Most mobile platforms, by contrast, require digital signatures and integrity checking of payloads, what Jaquith describes as more of a "classic managed code model." And, software development tools are not all that good yet, whether you wear a white hat or a black hat.
That's changing, as we're seeing early moves towards open development platforms, such as the Google-driven Open Handset Alliance (OHA) and the coming open Android system. Open APIs and SDKs facilitate development and distribution of business and consumer applications, but they could also give malware writers easy access to create code that exploits mobile devices—if and when they find it worth they're while to do so.
While the Android implementation remains to be seen, there's some legitimate concern around the security of the wildly popular Apple iPhone. Security on the iPhone , which runs a stripped down version of OS X, rather than a purpose-built cell phone OS, is trivial compared with, say, BlackBerry, which has numerous security protections and policies.
"The iPhone feels like it's being secured as we go along," said F-Secure's Runald.
Apple, he says, allows developers to sign their own applications and upload them for distribution. If a particular app starts drawing fire, they can revoke the certificate. By contrast, Symbian requires developers to get their apps signed by Symbian before they are distributed.

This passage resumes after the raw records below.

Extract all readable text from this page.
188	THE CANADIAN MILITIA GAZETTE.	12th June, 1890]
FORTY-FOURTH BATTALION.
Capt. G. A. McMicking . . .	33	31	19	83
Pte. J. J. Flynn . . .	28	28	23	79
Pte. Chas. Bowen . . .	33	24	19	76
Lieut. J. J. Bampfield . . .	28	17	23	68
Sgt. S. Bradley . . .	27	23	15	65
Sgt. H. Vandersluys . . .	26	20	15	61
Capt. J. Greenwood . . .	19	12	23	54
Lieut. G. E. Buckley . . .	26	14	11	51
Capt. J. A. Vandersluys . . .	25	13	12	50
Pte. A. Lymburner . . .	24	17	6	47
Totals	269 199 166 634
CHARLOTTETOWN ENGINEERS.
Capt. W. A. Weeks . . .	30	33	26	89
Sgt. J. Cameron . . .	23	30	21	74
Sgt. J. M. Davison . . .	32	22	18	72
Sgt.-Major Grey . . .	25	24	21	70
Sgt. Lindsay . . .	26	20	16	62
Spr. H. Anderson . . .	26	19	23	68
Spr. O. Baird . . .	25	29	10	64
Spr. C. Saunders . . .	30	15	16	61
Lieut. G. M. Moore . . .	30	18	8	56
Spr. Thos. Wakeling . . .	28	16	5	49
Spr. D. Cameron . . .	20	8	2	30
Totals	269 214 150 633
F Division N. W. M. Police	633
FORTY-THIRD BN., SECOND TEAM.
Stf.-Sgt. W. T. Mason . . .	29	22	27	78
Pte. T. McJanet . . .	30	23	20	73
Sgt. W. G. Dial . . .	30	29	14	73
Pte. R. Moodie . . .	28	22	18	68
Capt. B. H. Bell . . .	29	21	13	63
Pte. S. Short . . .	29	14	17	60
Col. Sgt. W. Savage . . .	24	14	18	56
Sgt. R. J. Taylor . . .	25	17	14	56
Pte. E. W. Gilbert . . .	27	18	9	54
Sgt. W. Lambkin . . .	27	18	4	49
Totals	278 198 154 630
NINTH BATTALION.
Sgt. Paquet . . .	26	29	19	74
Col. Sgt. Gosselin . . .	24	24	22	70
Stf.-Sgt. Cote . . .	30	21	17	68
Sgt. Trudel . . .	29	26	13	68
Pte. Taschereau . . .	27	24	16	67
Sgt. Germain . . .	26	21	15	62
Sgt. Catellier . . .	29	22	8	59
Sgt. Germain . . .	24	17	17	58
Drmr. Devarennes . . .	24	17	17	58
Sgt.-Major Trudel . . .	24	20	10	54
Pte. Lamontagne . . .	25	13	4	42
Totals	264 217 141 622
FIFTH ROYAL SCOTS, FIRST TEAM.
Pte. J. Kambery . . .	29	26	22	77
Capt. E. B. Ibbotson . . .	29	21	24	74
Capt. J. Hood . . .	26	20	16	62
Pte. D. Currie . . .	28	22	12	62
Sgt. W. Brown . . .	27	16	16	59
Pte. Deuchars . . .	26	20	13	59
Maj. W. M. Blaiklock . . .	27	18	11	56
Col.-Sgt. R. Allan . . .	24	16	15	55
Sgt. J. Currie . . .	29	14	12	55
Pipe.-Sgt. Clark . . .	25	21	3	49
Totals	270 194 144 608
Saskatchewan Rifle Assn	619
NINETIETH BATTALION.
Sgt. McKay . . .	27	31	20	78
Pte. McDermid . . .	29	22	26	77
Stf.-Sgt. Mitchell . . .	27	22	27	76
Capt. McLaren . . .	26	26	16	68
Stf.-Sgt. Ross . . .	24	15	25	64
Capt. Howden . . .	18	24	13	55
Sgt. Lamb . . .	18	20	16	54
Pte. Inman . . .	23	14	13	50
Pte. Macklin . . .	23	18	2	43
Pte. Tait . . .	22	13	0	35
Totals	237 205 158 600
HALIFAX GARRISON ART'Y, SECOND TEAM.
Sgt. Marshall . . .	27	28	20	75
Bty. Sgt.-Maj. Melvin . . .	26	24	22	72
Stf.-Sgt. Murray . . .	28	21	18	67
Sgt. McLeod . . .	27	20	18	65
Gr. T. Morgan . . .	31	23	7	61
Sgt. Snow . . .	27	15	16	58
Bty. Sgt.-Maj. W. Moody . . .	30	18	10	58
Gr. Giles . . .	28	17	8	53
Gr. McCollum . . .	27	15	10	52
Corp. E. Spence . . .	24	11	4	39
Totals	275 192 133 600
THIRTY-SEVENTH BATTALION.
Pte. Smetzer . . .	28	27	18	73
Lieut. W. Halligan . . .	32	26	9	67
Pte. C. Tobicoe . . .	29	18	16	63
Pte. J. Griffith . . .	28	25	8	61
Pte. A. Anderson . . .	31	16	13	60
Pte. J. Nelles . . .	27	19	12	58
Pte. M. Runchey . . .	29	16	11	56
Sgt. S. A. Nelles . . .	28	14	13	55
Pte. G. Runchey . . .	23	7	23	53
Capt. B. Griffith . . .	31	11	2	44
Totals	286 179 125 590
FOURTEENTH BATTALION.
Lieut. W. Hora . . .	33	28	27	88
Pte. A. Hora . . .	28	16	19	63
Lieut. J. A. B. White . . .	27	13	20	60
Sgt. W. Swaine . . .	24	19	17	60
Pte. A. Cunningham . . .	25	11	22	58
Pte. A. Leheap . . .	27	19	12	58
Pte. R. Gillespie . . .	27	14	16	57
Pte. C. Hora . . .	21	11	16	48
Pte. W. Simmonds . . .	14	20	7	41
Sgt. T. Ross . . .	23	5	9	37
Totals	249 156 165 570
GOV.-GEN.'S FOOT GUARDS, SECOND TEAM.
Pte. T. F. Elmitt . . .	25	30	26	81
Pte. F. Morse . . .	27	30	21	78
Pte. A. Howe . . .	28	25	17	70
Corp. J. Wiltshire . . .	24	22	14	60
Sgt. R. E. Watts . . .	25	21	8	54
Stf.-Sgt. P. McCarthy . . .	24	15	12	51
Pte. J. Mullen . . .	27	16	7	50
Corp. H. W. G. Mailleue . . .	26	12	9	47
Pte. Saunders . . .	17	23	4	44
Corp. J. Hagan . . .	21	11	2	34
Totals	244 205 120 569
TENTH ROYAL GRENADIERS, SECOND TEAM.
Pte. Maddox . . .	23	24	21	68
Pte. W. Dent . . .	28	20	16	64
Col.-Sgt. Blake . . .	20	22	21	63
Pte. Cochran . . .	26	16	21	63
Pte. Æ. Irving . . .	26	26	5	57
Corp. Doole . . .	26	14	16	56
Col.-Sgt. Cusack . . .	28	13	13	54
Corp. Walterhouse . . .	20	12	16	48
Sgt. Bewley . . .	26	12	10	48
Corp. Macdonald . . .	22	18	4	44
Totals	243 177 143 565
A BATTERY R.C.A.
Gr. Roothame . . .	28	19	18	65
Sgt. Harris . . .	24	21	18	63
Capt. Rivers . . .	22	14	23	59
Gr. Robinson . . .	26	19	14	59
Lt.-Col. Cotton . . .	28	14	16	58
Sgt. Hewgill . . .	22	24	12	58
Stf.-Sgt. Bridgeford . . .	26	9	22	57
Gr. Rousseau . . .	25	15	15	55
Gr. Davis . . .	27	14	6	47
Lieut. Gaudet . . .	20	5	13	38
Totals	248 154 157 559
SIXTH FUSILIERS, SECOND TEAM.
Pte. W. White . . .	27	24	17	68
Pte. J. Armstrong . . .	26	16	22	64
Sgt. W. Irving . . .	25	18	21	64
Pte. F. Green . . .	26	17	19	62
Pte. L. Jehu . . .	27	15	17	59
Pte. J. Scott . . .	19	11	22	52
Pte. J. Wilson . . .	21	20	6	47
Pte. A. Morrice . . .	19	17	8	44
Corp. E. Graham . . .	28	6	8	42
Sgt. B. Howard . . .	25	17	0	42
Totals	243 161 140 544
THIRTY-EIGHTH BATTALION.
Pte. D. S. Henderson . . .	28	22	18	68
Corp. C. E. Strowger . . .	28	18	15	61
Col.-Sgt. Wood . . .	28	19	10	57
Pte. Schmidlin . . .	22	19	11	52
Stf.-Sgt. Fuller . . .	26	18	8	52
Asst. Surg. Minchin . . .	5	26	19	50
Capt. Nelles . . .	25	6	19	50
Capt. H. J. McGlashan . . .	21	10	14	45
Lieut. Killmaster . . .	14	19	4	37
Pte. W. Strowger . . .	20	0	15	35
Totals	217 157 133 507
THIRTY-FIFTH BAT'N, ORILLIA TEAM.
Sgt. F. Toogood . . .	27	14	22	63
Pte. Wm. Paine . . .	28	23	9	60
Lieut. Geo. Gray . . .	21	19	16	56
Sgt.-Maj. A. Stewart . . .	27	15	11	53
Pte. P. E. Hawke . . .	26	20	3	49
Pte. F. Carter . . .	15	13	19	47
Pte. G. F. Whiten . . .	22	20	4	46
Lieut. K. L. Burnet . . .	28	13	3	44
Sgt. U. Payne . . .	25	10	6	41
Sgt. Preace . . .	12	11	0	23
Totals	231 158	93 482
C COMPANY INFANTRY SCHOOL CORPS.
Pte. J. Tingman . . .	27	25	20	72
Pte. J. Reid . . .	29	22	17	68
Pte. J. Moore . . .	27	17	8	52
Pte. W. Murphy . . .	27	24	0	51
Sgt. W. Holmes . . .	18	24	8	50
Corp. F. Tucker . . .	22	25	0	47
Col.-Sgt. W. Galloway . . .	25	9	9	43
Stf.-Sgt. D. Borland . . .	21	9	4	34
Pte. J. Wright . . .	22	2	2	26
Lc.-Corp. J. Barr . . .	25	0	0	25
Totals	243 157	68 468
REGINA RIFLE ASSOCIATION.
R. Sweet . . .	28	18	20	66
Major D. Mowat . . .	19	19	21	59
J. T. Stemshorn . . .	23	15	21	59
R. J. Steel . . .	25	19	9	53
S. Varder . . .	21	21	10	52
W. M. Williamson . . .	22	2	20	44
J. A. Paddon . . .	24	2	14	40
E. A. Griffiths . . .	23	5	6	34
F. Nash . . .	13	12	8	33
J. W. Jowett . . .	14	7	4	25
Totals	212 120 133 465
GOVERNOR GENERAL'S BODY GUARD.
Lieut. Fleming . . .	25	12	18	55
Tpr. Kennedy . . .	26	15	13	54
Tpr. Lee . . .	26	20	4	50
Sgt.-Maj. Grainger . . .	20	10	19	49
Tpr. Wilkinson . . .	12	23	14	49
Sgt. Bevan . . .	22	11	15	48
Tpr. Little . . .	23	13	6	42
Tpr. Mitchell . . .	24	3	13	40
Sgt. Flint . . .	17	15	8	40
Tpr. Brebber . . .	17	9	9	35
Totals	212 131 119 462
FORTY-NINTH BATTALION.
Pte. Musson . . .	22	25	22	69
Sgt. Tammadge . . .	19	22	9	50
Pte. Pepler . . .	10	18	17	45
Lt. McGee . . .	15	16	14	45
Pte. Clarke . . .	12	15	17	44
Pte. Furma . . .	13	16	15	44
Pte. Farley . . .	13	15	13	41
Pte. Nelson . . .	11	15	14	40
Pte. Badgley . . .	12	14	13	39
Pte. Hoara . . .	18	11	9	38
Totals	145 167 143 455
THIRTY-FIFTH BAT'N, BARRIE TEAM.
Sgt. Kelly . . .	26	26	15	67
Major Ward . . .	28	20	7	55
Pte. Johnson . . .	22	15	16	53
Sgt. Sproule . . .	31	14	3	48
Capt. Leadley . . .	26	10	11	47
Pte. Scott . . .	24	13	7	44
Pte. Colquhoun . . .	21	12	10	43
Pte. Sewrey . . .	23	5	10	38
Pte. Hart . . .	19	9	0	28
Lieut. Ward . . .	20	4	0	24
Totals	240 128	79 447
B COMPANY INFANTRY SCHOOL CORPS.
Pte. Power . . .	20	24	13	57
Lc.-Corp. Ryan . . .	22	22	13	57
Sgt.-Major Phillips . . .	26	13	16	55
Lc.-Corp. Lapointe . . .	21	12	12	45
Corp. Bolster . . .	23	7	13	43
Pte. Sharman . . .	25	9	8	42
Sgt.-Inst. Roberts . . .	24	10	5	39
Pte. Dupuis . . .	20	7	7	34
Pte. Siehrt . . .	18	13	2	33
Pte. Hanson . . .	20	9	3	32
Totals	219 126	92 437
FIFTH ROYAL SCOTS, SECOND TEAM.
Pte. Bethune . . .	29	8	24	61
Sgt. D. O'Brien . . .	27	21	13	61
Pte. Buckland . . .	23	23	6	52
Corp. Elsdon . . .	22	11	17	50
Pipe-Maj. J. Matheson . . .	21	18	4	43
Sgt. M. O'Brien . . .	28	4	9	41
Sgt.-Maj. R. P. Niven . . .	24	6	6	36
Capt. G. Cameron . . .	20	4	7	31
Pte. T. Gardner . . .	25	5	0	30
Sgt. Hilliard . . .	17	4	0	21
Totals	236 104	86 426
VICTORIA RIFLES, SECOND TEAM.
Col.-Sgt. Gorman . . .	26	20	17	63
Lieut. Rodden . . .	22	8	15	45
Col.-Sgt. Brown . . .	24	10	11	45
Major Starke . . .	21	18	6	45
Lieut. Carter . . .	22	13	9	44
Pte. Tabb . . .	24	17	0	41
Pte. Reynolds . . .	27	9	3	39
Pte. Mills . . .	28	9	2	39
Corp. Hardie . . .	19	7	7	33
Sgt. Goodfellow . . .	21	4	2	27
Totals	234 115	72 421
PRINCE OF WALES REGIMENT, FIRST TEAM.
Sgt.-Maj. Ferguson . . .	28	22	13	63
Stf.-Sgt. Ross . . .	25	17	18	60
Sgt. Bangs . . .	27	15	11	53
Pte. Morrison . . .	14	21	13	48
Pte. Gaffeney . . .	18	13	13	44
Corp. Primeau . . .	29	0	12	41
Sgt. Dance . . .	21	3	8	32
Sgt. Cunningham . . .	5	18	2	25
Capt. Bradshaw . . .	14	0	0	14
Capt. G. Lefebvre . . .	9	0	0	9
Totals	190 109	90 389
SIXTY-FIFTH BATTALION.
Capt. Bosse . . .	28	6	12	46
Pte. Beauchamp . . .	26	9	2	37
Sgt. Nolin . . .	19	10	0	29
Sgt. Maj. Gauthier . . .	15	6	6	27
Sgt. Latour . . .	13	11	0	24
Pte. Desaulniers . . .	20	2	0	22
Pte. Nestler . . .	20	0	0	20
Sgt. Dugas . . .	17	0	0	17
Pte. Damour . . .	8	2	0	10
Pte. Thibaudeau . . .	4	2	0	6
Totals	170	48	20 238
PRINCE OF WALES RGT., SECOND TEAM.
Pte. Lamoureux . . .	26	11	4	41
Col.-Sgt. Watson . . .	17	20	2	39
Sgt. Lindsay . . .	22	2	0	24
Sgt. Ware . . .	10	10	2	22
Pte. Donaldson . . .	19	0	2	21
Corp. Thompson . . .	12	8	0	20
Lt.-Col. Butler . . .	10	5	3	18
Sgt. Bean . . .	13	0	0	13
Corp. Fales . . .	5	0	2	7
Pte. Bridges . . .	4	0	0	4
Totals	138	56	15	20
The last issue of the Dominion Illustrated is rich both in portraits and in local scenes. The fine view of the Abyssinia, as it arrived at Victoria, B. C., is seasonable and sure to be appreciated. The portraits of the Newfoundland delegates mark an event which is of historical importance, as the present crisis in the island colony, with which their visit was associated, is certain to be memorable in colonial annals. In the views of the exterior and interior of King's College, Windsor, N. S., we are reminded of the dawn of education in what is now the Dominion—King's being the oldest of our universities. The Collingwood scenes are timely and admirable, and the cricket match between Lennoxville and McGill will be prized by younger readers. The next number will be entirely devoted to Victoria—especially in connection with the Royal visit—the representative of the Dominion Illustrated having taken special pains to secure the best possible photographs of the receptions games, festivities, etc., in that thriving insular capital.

Security aside, the iPhone's rapid growth and "cool factor" might be what pushes smart phone users to do more online and finally draw serious attention from the criminal underground. The upcoming 2.0 version of its software features MS Exchange integration, better email and calendar features and Cisco IPSec VPN support.
"This might be the icebreaker that starts enterprises using the mobile device as a business tool," said Runald. "I wouldn't be surprised if a lot of banks come out with a mobile banking application or shopping sites come up with special versions for the iPhone."
So, the question remains, will users start, to do more on their smart phones, and will smart phones finally become a major vector for malware? Vendors, not surprisingly, insist it will.
"There's no doubt in my in my mind it will happen," said Runald. "As mobile users start to use the mobile devices as a miniature PC, start to do regular Internet activities, that's when we will start seeing professional threats."
Kasperky's Schouwenberg agrees that "as soon as we all start to use mobiles to do Internet banking and maybe leave our notebook behind," smart phones will start attracting serious criminal attention.
But Yankee's Jaquith thinks this is mostly vendor hyperbole.
"I don't think there is a market for this stuff," he said. "Just because you can point to one example [of malware] on one phone operating system, doesn't mean you are going to have a pandemic tomorrow."
Intelguardians' Skoudis doesn't see any interest in cell phone antimalware software--for now, but he believes that this will change.
"Devices will get more powerful, there will be more plentiful software development tools, and people will use them more for money valued transactions, making them a more attractive target," he said. "Put all three together, and I think it's inevitable we'll get there. We're just not there yet."